Module 1 Introduction to Literate Programming with Quarto

Principle Assignment

Author

Jae Jung

Published

February 2, 2025

1 Overview

1.1 Learning outcomes

  1. Install R and RStudio.
  2. Describe the layout and menus of RStudio.
  3. Compare and contrast different types of codebook in RStudio - R Scripts, Rmd, and Quarto.
  4. Describe the operational basics necessary to perform in every projects in R
  5. Explain typical workflow for a Quarto project in RStudio.
  6. Explain what the reproducible research is and the role of literate coding.
  7. Describe major authoring tools you can implement to make your Quarto document effective.
  8. Describe some major computational options you can implement on Quartor documents.
  9. List Quarto’s capabilities that makes it an alternative to MS Office.
  10. List online resources available in R Community when you need help.

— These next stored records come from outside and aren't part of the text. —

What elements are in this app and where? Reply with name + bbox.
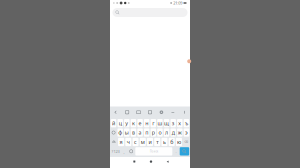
staticText: т <box>156 138 158 146</box>
button[interactable]: ю <box>176 138 182 146</box>
button[interactable]: ш <box>157 119 163 127</box>
button[interactable]: Keyboard tool <box>144 106 156 118</box>
button[interactable]: Change language <box>128 147 134 156</box>
button[interactable]: л <box>164 128 169 137</box>
button[interactable]: ь <box>161 138 168 146</box>
staticText: а <box>139 129 142 136</box>
staticText: 21:09 <box>173 0 182 6</box>
button[interactable]: щ <box>164 119 169 127</box>
button[interactable]: з <box>170 119 176 127</box>
button[interactable]: Keyboard tool <box>121 106 133 118</box>
button[interactable]: , <box>121 147 127 156</box>
button[interactable]: а <box>137 128 143 137</box>
staticText: з <box>172 120 175 127</box>
button[interactable]: и <box>147 138 153 146</box>
staticText: ч <box>127 138 130 146</box>
staticText: р <box>152 129 155 136</box>
staticText: х <box>178 120 181 127</box>
staticText: п <box>145 129 148 136</box>
button[interactable]: Back <box>126 157 143 168</box>
staticText: я <box>120 138 123 146</box>
staticText: , <box>124 149 125 154</box>
button[interactable]: б <box>169 138 175 146</box>
button[interactable]: Keyboard tool <box>156 106 167 118</box>
staticText: й <box>112 120 115 127</box>
button[interactable]: Search <box>180 147 189 156</box>
staticText: Поиск <box>150 150 158 153</box>
staticText: м <box>141 138 145 146</box>
staticText: г <box>152 120 154 127</box>
staticText: л <box>165 129 168 136</box>
button[interactable]: г <box>151 119 156 127</box>
button[interactable]: й <box>111 119 116 127</box>
button[interactable]: ы <box>124 128 130 137</box>
button[interactable]: Search <box>112 8 188 17</box>
staticText: ⌫ <box>184 140 188 143</box>
button[interactable]: ч <box>125 138 131 146</box>
button[interactable]: ф <box>117 128 123 137</box>
button[interactable]: ж <box>177 128 183 137</box>
button[interactable]: в <box>131 128 136 137</box>
button[interactable]: ц <box>117 119 123 127</box>
button[interactable]: Keyboard tool <box>110 106 121 118</box>
staticText: и <box>148 138 152 146</box>
button[interactable]: Keyboard tool <box>167 106 178 118</box>
button[interactable]: о <box>157 128 163 137</box>
button[interactable]: Space <box>135 147 172 156</box>
button[interactable]: ?123 <box>111 147 120 156</box>
staticText: щ <box>164 120 169 127</box>
button[interactable]: д <box>170 128 176 137</box>
button[interactable]: Home <box>143 157 159 168</box>
staticText: ж <box>178 129 182 136</box>
staticText: ?123 <box>111 149 119 154</box>
staticText: э <box>185 129 188 136</box>
staticText: д <box>172 129 175 136</box>
staticText: ы <box>125 129 129 136</box>
button[interactable]: р <box>151 128 156 137</box>
button[interactable]: м <box>140 138 146 146</box>
staticText: ф <box>118 129 122 136</box>
staticText: ц <box>119 120 122 127</box>
button[interactable]: Shift <box>111 138 117 146</box>
staticText: о <box>158 129 161 136</box>
staticText: б <box>170 138 173 146</box>
button[interactable]: Keyboard tool <box>133 106 144 118</box>
staticText: с <box>134 138 137 146</box>
button[interactable]: х <box>177 119 183 127</box>
staticText: ь <box>163 138 166 146</box>
staticText: е <box>139 120 142 127</box>
staticText: к <box>132 120 135 127</box>
button[interactable]: у <box>124 119 130 127</box>
button[interactable]: ъ <box>184 119 189 127</box>
button[interactable]: с <box>132 138 139 146</box>
button[interactable]: е <box>137 119 143 127</box>
staticText: н <box>145 120 148 127</box>
button[interactable]: п <box>144 128 149 137</box>
button[interactable]: Recents <box>159 157 176 168</box>
button[interactable]: т <box>154 138 160 146</box>
button[interactable]: к <box>131 119 136 127</box>
button[interactable]: Backspace <box>183 138 189 146</box>
button[interactable]: Emoji <box>111 128 116 137</box>
button[interactable]: н <box>144 119 149 127</box>
staticText: у <box>125 120 128 127</box>
button[interactable]: Keyboard tool <box>179 106 190 118</box>
staticText: в <box>132 129 135 136</box>
staticText: ю <box>177 138 181 146</box>
button[interactable]: я <box>118 138 124 146</box>
staticText: ъ <box>185 120 188 127</box>
staticText: ш <box>157 120 162 127</box>
button[interactable]: э <box>184 128 189 137</box>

1.2 The textbook chapters to cover:

  • Ch01: Introduction to R for Data Science
  • Ch28: Quarto
  • Ch02: Workflow: basics
  • Ch04: Workflow: Code style
  • Ch06: Workflow: Scripts and projects
  • Ch08: Getting help
  • Ch01: Data visualization

2 R & R Studio

3 RStudio IDE

  • Four quadrants
  • Menu
    • Tools > Global Options
    • Output location options
      • Manually set working directory
      • Automatic method with the Rproj file

4 Steps in Preparing for a project

4.1 1. Start a new project

  • Projects are the containers for all of your scripts
  1. Press new project
  2. Select a new or existing directory depending on your needs
  3. Select your folder that contains your scripts
  4. Press create project
  • You should see your .proj file and others in the files panel

4.2 2. Start a codebook and save it

  • R Scripts file

  • Rmd file

  • Quarto file

4.2.1 Markdown vs. HTML

Markdown and HTML are both markup languages used for creating formatted content, but they have distinct characteristics. Here’s a summary of their similarities and differences:

Feature Markdown HTML
Syntax complexity Simple and easy to read More complex with specific tags
Learning curve Low, quick to learn Steeper, requires more time to master
Readability Highly readable, even in raw form Less readable in raw form
Flexibility Limited formatting options Highly flexible with extensive formatting
Output Primarily static content Dynamic web pages and applications
Supported elements Basic formatting (headings, lists, links) Wide range of elements (forms, multimedia)
Conversion Easily converts to HTML Cannot be directly converted to Markdown
Collaborative editing Well-suited for collaboration Less ideal for collaborative editing
Customization Limited styling options Extensive styling with CSS
Use cases Documentation, simple content Complex web development, detailed layouts
Browser support Requires conversion to HTML Natively supported by browsers
Extensibility Limited, varies by flavor Highly extensible with JavaScript

4.3 3. Start literate coding

5 What is Quarto?

  • Quarto is an open-source technical publishing system designed for creating a wide variety of documents and publications (https://quarto.org/)
  • Quarto unifies the functionality of many packages from the R Markdown ecosystem (rmarkdown, bookdown, distill, xaringan, etc.) into a single consistent system as well as extends it with native support for multiple programming languages like Python and Julia in addition to R.
  • In a way, Quarto reflects everything that was learned from expanding and supporting the R Markdown ecosystem over a decade.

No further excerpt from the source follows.